Al comenzar el camino de Reiki Angélico es natural asociar la práctica a las iniciaciones, las sesiones, las meditaciones, los símbolos, los decretos y las diferentes técnicas aprendidas durante la formación. Sin embargo, con el tiempo, el practicante descubre que el verdadero aprendizaje no se limita a esos momentos, sino que comienza a reflejarse en la vida cotidiana. La conexión con los Ángeles y Arcángeles, y el contacto con las cualidades de los Siete Rayos, pueden inspirar nuestra manera de pensar, sentir y relacionarnos con los demás.
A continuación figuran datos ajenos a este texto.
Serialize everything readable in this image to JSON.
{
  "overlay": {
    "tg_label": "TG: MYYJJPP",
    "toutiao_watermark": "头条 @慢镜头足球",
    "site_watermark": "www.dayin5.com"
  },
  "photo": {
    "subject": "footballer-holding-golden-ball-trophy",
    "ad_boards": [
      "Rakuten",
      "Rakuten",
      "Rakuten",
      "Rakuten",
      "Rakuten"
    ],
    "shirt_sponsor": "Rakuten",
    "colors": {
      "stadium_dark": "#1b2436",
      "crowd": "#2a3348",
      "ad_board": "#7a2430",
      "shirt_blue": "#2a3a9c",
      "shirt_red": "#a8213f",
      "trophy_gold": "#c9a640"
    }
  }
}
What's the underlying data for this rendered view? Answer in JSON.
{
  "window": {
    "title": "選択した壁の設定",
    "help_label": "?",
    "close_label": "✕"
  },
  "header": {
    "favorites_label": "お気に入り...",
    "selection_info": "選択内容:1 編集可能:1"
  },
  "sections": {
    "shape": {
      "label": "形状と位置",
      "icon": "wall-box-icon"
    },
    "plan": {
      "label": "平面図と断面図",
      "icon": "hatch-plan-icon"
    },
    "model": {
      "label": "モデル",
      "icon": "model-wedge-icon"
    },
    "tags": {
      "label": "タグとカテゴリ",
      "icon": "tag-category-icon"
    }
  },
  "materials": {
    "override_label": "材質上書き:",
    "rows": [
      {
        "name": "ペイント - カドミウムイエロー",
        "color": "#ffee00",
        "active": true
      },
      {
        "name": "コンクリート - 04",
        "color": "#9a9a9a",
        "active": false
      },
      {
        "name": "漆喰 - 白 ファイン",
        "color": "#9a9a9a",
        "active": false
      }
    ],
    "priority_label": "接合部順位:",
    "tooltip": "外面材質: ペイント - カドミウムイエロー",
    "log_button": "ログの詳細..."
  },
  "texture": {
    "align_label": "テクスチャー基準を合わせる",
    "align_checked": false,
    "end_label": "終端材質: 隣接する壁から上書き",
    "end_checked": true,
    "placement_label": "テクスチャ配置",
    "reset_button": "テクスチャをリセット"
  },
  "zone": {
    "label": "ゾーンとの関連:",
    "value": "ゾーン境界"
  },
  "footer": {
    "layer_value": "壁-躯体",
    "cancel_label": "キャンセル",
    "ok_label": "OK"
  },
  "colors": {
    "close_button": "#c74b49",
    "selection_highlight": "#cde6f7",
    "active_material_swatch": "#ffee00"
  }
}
La serenidad, el amor, la sabiduría, la fuerza, la pureza, la verdad, la paz o la capacidad de transmutar aquello que ya no necesitamos pueden dejar de ser conceptos aprendidos para convertirse progresivamente en cualidades que expresamos en nuestra propia vida. Poco a poco, las enseñanzas dejan de ser un conjunto de conocimientos y técnicas para convertirse en una forma más consciente de comprender la vida y recorrer nuestro propio camino con mayor equilibrio y claridad. En Reiki Angélico, las técnicas, los símbolos, las invocaciones y los decretos son herramientas, nunca un fin en sí mismos. Su propósito es ayudarnos a establecer una conexión cada vez más consciente con nuestra naturaleza divina y con las energías del Reino Angélico, para que aquello que experimentamos durante la práctica pueda integrarse en nuestra vida. Vivir Reiki significa llevar esa conexión más allá de la sesión. Significa permitir que la Luz que invocamos inspire nuestras decisiones, que las Virtudes Divinas orienten nuestras acciones y que nuestra relación con los Ángeles se exprese también en nuestra manera de estar en el mundo. Porque, al final, Reiki Angélico no consiste solamente en hacer Reiki, sino en permitir que Reiki transforme progresivamente nuestra manera de vivir, sentir y ser.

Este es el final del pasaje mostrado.